In February, the Office for Civil Rights (OCR) announced it would begin a second round of HIPAA compliance audits. At the time, the details of these planned audits were murky at best. That’s all starting to change, thanks to a series of presentations being given by OCR officials at various conferences around the country. Here’s what we know:

  • Beginning in the fall of 2014, approximately 350 covered entities will be audited (232 providers, 109 health plans and nine clearinghouses). The audits of those initially selected are slated to conclude by June 2015.
  • Covered entities will be asked to furnish a list of all of their business associates. From those lists, business associates will be audited beginning in 2015.
  • The audits will be strictly desk audits (not on site) and will be conducted by OCR regional and central office investigators. Auditors will not have opportunity to contact the covered entity for clarification or additional information.
  • The audits will be broken down by type: 100 entities will be audited on Notice of Privacy Practices and patient access to records under the Privacy Rule; 100 entities will be audited on the content and timeliness of notifications under the Breach Notification Rule; and 150 entities will be audited on the risk analysis and risk management standards of the Security Rule. Business associates will be audited only on the risk analysis and risk management components of the Security Rule.
  • Topics for the second round of audits in the second half of 2015 include device and media controls under the Security Rule and safeguards and training under the Privacy Rule.

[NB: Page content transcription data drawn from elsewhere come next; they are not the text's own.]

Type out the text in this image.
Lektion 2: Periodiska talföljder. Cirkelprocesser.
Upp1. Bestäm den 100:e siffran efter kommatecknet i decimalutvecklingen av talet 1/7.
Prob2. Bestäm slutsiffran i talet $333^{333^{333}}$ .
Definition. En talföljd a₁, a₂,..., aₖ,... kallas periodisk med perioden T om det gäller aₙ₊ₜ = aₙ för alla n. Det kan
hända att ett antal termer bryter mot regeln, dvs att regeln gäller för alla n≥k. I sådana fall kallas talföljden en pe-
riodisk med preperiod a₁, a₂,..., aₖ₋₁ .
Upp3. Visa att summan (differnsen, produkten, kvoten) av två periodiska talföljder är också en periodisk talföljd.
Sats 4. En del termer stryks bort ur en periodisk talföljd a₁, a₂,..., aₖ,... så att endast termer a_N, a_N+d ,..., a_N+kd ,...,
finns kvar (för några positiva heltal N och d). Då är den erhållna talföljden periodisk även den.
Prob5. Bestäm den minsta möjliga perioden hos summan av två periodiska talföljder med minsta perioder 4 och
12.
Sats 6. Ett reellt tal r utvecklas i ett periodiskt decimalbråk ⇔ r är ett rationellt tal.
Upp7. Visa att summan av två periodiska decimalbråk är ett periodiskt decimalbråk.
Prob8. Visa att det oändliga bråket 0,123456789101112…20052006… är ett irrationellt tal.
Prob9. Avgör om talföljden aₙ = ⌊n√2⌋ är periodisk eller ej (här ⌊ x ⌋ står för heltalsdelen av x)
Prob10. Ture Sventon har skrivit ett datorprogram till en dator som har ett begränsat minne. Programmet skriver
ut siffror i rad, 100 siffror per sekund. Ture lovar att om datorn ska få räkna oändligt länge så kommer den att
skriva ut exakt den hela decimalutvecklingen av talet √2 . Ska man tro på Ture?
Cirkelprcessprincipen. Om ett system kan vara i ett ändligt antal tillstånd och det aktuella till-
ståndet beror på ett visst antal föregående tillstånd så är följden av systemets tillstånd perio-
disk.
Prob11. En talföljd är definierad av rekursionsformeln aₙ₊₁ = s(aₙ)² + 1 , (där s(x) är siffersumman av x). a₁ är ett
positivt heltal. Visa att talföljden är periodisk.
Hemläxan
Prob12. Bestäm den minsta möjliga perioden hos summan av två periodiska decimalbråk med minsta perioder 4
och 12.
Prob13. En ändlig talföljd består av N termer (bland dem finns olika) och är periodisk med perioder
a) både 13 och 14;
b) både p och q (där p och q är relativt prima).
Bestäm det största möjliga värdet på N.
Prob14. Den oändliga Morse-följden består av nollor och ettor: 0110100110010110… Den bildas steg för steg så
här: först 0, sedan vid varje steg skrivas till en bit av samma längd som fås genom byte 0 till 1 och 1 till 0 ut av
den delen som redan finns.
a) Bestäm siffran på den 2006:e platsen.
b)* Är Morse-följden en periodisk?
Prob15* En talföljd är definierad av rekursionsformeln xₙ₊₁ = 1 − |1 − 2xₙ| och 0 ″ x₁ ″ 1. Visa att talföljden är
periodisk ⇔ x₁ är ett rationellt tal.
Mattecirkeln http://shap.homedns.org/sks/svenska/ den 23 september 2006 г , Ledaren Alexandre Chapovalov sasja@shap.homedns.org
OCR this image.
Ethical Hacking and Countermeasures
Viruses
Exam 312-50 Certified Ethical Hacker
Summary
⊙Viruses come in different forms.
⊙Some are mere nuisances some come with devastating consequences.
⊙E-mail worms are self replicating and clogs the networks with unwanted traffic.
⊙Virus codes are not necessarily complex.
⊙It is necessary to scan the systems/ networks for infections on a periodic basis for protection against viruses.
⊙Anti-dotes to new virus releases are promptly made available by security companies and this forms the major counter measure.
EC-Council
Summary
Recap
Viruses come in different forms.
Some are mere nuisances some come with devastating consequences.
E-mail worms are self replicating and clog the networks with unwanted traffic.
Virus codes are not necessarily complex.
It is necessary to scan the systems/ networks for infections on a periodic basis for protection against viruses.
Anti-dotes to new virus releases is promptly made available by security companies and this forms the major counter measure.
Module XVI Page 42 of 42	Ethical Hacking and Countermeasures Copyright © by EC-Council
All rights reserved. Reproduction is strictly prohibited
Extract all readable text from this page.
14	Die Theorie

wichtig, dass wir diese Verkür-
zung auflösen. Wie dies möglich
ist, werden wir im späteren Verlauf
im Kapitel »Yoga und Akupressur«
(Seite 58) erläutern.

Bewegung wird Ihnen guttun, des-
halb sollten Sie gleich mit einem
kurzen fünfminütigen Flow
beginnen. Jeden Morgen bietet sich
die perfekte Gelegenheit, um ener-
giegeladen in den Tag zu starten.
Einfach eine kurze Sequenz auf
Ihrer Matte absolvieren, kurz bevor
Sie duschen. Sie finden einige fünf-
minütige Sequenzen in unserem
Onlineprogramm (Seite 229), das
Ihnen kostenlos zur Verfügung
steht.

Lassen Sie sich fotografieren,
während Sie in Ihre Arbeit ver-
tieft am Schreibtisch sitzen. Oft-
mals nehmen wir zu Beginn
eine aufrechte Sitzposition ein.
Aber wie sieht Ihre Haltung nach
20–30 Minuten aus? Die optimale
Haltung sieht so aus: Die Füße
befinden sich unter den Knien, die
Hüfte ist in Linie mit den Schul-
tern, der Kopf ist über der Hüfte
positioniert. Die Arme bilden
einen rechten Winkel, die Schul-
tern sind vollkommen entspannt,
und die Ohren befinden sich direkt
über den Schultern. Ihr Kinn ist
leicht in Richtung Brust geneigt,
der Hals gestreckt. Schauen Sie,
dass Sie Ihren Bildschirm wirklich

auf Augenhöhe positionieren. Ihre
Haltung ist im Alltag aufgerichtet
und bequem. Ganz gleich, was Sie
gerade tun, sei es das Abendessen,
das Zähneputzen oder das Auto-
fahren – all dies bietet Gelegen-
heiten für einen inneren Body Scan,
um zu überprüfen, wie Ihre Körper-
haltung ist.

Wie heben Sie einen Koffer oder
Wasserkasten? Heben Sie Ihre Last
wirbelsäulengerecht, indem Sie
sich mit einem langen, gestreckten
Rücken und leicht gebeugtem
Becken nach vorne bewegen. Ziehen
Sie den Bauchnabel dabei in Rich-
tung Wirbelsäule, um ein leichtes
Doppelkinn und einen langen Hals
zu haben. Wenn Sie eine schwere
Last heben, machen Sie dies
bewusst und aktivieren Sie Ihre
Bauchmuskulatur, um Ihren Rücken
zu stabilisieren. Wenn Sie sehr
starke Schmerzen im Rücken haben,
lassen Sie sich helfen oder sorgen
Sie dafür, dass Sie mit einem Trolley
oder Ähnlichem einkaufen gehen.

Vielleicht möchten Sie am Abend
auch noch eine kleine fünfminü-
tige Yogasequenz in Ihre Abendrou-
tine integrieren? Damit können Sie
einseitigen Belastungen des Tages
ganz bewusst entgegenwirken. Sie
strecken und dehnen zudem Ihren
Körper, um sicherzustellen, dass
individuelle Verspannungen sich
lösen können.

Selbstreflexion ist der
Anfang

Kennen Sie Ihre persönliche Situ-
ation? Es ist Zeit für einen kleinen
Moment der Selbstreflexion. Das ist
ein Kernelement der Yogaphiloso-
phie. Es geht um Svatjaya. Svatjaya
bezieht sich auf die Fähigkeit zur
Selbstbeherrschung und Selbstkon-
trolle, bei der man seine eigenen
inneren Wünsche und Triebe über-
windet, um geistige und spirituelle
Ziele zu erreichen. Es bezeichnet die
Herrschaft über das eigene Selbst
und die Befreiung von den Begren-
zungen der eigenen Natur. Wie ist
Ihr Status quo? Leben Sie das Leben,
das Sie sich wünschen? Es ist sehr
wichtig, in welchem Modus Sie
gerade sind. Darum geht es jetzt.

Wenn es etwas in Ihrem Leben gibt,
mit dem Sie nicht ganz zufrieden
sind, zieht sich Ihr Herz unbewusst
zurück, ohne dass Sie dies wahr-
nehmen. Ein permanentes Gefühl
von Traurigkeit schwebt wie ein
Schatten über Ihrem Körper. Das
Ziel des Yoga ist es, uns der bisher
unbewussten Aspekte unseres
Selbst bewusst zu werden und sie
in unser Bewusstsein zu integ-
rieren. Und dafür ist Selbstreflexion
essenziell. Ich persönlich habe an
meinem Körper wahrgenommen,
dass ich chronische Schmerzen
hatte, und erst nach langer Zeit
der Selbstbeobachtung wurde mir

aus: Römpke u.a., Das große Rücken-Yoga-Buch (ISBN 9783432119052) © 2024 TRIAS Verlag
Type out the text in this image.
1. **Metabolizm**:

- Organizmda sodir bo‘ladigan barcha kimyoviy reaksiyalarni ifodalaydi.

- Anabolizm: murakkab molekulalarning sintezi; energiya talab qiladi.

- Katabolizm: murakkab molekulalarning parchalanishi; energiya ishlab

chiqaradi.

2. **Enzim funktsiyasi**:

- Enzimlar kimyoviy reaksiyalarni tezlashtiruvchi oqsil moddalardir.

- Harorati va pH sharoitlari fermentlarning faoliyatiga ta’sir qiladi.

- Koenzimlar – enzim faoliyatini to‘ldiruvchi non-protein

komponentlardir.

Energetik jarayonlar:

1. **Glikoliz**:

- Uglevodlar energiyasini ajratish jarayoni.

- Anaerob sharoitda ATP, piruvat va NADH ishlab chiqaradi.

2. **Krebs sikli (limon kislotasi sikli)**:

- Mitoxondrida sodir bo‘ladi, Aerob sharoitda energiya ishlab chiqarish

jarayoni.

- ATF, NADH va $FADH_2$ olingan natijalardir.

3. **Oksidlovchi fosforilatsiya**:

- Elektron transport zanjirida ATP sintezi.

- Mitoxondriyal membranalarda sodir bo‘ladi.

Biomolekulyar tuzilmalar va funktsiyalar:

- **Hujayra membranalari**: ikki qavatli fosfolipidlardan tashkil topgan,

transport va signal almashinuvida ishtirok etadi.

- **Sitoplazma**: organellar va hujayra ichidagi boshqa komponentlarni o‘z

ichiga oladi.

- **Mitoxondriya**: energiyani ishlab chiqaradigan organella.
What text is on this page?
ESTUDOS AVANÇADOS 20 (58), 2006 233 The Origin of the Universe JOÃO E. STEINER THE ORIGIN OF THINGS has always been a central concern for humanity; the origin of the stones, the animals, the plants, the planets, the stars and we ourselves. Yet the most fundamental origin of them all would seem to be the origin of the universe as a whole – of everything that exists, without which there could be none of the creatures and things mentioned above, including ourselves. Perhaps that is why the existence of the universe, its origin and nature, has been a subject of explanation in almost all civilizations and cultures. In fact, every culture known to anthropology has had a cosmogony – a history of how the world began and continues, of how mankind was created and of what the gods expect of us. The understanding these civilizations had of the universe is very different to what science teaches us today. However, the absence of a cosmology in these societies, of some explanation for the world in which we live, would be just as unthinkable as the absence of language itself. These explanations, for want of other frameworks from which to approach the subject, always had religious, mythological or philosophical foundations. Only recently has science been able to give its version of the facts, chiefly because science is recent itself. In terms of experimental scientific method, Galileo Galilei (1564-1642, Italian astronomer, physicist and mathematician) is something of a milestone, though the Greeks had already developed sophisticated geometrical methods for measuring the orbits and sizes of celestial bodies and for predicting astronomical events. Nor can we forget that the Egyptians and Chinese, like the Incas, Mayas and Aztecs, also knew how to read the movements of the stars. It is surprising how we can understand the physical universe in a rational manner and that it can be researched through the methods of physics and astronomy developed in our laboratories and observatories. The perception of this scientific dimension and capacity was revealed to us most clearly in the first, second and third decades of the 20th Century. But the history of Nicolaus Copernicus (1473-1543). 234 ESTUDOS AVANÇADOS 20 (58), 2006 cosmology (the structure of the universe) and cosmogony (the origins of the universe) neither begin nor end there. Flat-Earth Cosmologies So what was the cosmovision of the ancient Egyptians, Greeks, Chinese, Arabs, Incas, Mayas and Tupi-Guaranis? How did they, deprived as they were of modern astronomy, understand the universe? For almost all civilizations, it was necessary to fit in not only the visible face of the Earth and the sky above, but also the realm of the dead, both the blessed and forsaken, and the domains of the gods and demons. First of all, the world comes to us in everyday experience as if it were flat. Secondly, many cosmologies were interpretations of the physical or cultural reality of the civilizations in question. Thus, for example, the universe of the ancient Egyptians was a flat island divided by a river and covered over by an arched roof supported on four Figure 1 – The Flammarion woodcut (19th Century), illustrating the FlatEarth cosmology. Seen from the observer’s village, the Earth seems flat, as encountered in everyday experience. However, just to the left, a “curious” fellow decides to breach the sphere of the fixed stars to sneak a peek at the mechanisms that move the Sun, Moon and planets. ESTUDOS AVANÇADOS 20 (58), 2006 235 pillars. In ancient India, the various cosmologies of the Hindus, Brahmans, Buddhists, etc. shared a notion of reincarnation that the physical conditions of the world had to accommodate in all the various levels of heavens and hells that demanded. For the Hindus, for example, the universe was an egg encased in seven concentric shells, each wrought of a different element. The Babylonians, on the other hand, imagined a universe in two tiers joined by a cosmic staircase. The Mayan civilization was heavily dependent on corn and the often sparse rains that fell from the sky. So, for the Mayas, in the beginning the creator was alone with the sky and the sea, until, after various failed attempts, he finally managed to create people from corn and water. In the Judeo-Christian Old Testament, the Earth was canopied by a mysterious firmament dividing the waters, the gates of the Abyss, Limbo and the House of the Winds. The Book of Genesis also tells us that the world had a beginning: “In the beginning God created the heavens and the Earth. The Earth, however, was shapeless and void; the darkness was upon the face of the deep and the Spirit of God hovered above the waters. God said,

Projected topics for 2016 include encryption and decryption, facility access controls, other areas of high risk as identified by 2014 audits, breach reports and complaints.
  • An updated audit protocol will be published on the OCR website for use by auditors to determine compliance. A sampling methodology will be used (e.g., give us a sample of 10 breach letters sent to patients).

With a narrow focus in this round of audits, OCR will be looking for greater detail and evidence of compliance than during the pilot audit phase. It will be very important that your documentation standing alone tells a good story of your compliance efforts. You will not have an opportunity for dialogue with OCR. Do your documents show approval, signature and date? Do you have evidence of actual deployment of your policies and can you show evidence that your staff is following the policies? For example, OCR could request evidence that you have provided a patient with copies of his or her medical record on a timely basis after a request. Would your documentation show when the copies were requested so that you can document that you complied with the request within the timeframe required by HIPAA? Do you have any record that you fulfilled the request? We believe OCR will be looking beyond the mere policy for actual evidence of compliance with the policy. Covered entities should be thinking now of ways to document compliance in the areas identified. Once published, the updated audit protocol will be an important resource for providers attempting to self-audit on these topics.